Anastasia Tryphon e Jacques Vonéche apresentam abordagem interessante das
teorias de Piaget e Vygotsky na obra "Piaget – Vygotsky, The Social Genesis
of Thought" (1996, Introd.), procurando acentuar oposições e acordos
entre os dois sistemas. O livro aborda pontos de vista de pesquisadores de várias
partes do mundo e, na introdução, os autores começam indagando se as duas
teses (de Piaget e de Vygotsky) estariam baseadas em hipóteses radicalmente
diferentes ou se ambas estariam contra um inimigo comum, o velho
associacionismo, que permanece tema vivo de muitos psicólogos de hoje.

Para responder a esta questão central, os autores situam os dois pesquisadores
em seus contextos comuns, críticos e históricos , especialmente na sua luta
comum para sobrepujar a dicotomia entre o behaviorismo e as psicologias da
consciência pela construção de uma perspectiva desenvolvimental designada a
transcender a oposição, sem cair nas malhas do nativismo ou do empirismo, cujo
significado seria substituir recentes enganos com erros originados a 200-300
anos atrás.

A obra aborda a fascinação e oposição, por razões óbvias, à psicologia da
Gestalt e sua relação com a construção, interpretação (do desenvolvimento)
e o papel determinante desempenhado pela seleção de diferentes unidades para
esta análise nas teorias que criaram. Suas reivindicações comuns à
racionalidade como área comum de desenvolvimento são questionadas, como também
a compreensão do social e os mecanismos usados para explicar o duplo caráter
de qualquer conhecimento como sendo ao mesmo tempo interno e externo. Em
particular, a simples oposição entre uma construção de dentro para fora em
Piaget e de fora para dentro em Vygotsky é discutida.

Na introdução da obra, Tryphon e Vonéche acentuam que se limitam a uma
comparação breve entre Vygotsky e Piaget, no curto período de 1.920 a 1.934,
quando ambos foram contemporâneos na comunidade científica. Neste período, as
obras de Piaget "Linguagem e Pensamento" (1.923), Juízo e Raciocínio
na Criança (1.924) e Causalidade Física (1.927) estavam sendo traduzidas em várias
línguas e Vygotsky estava elaborando sua teoria Histórico-Crítica.
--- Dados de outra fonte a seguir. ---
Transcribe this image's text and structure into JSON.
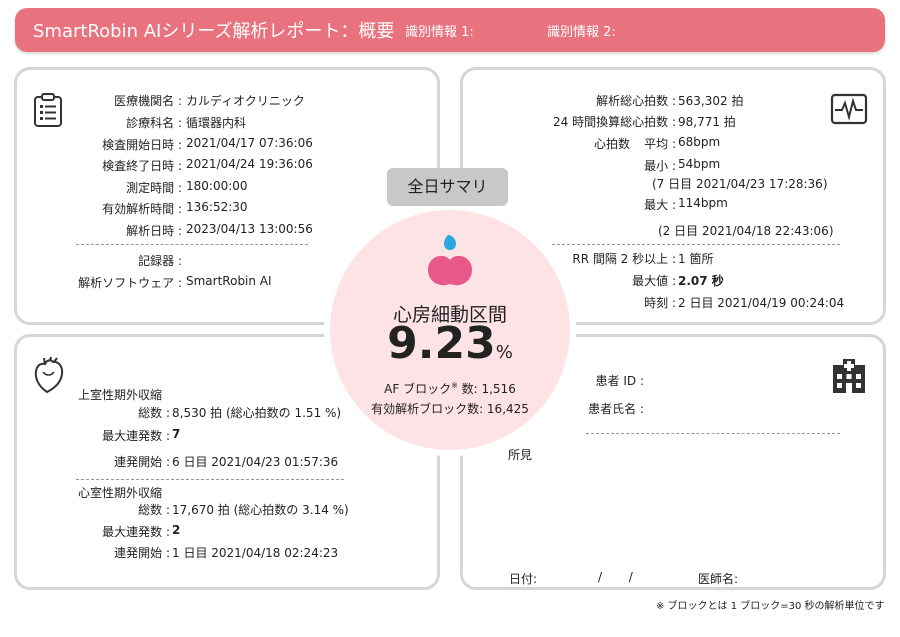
{
  "header": {
    "title": "SmartRobin AIシリーズ解析レポート：概要",
    "id1_label": "識別情報 1:",
    "id2_label": "識別情報 2:"
  },
  "exam": {
    "rows": [
      {
        "label": "医療機関名 :",
        "value": "カルディオクリニック"
      },
      {
        "label": "診療科名 :",
        "value": "循環器内科"
      },
      {
        "label": "検査開始日時 :",
        "value": "2021/04/17 07:36:06"
      },
      {
        "label": "検査終了日時 :",
        "value": "2021/04/24 19:36:06"
      },
      {
        "label": "測定時間 :",
        "value": "180:00:00"
      },
      {
        "label": "有効解析時間 :",
        "value": "136:52:30"
      },
      {
        "label": "解析日時 :",
        "value": "2023/04/13 13:00:56"
      }
    ],
    "recorder_label": "記録器 :",
    "recorder_value": "",
    "software_label": "解析ソフトウェア :",
    "software_value": "SmartRobin AI"
  },
  "heart": {
    "total_label": "解析総心拍数 :",
    "total_value": "563,302 拍",
    "beats24_label": "24 時間換算総心拍数 :",
    "beats24_value": "98,771 拍",
    "hr_label": "心拍数",
    "avg_label": "平均 :",
    "avg_value": "68bpm",
    "min_label": "最小 :",
    "min_value": "54bpm",
    "min_time": "(7 日目 2021/04/23 17:28:36)",
    "max_label": "最大 :",
    "max_value": "114bpm",
    "max_time": "(2 日目 2021/04/18 22:43:06)",
    "rr_label": "RR 間隔 2 秒以上 :",
    "rr_value": "1 箇所",
    "rrmax_label": "最大値 :",
    "rrmax_value": "2.07 秒",
    "rrtime_label": "時刻 :",
    "rrtime_value": "2 日目 2021/04/19 00:24:04"
  },
  "summary": {
    "button": "全日サマリ",
    "label": "心房細動区間",
    "value": "9.23",
    "unit": "%",
    "af_label": "AF ブロック",
    "af_mark": "※",
    "af_suffix": " 数: 1,516",
    "valid_blocks": "有効解析ブロック数: 16,425"
  },
  "ectopic": {
    "sv_title": "上室性期外収縮",
    "sv_total_label": "総数 :",
    "sv_total_value": "8,530 拍 (総心拍数の 1.51 %)",
    "sv_max_label": "最大連発数 :",
    "sv_max_value": "7",
    "sv_start_label": "連発開始 :",
    "sv_start_value": "6 日目 2021/04/23 01:57:36",
    "v_title": "心室性期外収縮",
    "v_total_label": "総数 :",
    "v_total_value": "17,670 拍 (総心拍数の 3.14 %)",
    "v_max_label": "最大連発数 :",
    "v_max_value": "2",
    "v_start_label": "連発開始 :",
    "v_start_value": "1 日目 2021/04/18 02:24:23"
  },
  "patient": {
    "id_label": "患者 ID :",
    "name_label": "患者氏名 :",
    "findings_label": "所見",
    "date_label": "日付:",
    "date_sep": "/       /",
    "doctor_label": "医師名:"
  },
  "footnote": "※ ブロックとは 1 ブロック=30 秒の解析単位です",
  "colors": {
    "header": "#e8727e",
    "circle": "#fde3e6",
    "button": "#c8c8c8",
    "drop_blue": "#29a9e0",
    "drop_pink": "#e8588a"
  },
  "icons": {
    "clipboard": "clipboard-icon",
    "ecg": "ecg-monitor-icon",
    "heart": "heart-icon",
    "hospital": "hospital-icon"
  }
}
As obras de Piaget foram consideradas altamente originais na época e Vygotsky
foi influenciado por elas em suas pesquisas e teorização. René Van der Veer e
Jane Valsiner (1.993), na obra "Compreendendo Vygotsky", afirmam que várias
centenas de crianças foram testadas por meio das provas Piagetianas na então
União Soviética (Idem, p.2).

O interesse de Vygotsky pela obra de Piaget é explicado de dois modos
principais: (1) um verdadeiro processo de construção de uma nova sociedade e
uma nova concepção de seres humanos preparados por pensadores comunistas, que
procuravam aspetos alternativos de humanidade; (2) a necessidade para um país
revolucionário lutar contra a ciência burguesa representada na psicologia por
várias formas de associacionismo. Piaget era uma das poucas escolhas possíveis.
Se o livro linguagem e Pensamento" não era um estudo de aquisição da
linguagem por associações de uma palavra a um pensamento, não era também uma
abordagem cognitiva ou emocional da aquisição da linguagem, mas um estudo da
comunicação entre crianças interagindo livremente em um ambiente não
agressivo de Escola Ativa. Além disso, era também o tempo em que Wallon
notificava Piaget para inverter sua perspectiva sobre o desenvolvimento, para não
explicar cognição pelos fatores sociais, mas socialização pela estruturação
mental. Assim, segundo Wallon, "em vez de considerar a sociabilidade como o
agente do pensamento relacional, deveria inverter as perspectivas e dizer que,
quando, por causa do seu desenvolvimento mental, que é condicionado pelo
desenvolvimento orgânico, a criança torna-se capaz de apreender
simultaneamente em mente, dois pontos de vista diferentes, então a
sociabilidade será traduzida em pensamento relacional (Idem, p.3).

Além de oferecer uma alternativa teórica para os psicólogos soviéticos,
Piaget também apresentava uma alternativa metodológica, pois se a psicanálise
é descrita como uma "cura pela fala", o método de Piaget (método clínico)
poderia ser também definido como uma abordagem da fala muito similar em muitos
aspetos ao método psicanalítico. A "livre conversação" de Piaget
requer uma atitude improvisada e relaxada das crianças e uma definitiva ausência
de prejulgamento do entrevistador adulto. Assim, as duas dimensões, tão
essenciais do pensamento de Vygotsky, o histórico-social e a base da linguagem
(para o pensamento) estavam já presentes nos escritos de Piaget. Aparentemente,
os dois estudiosos estavam prontos para o diálogo, segundo os autores citados.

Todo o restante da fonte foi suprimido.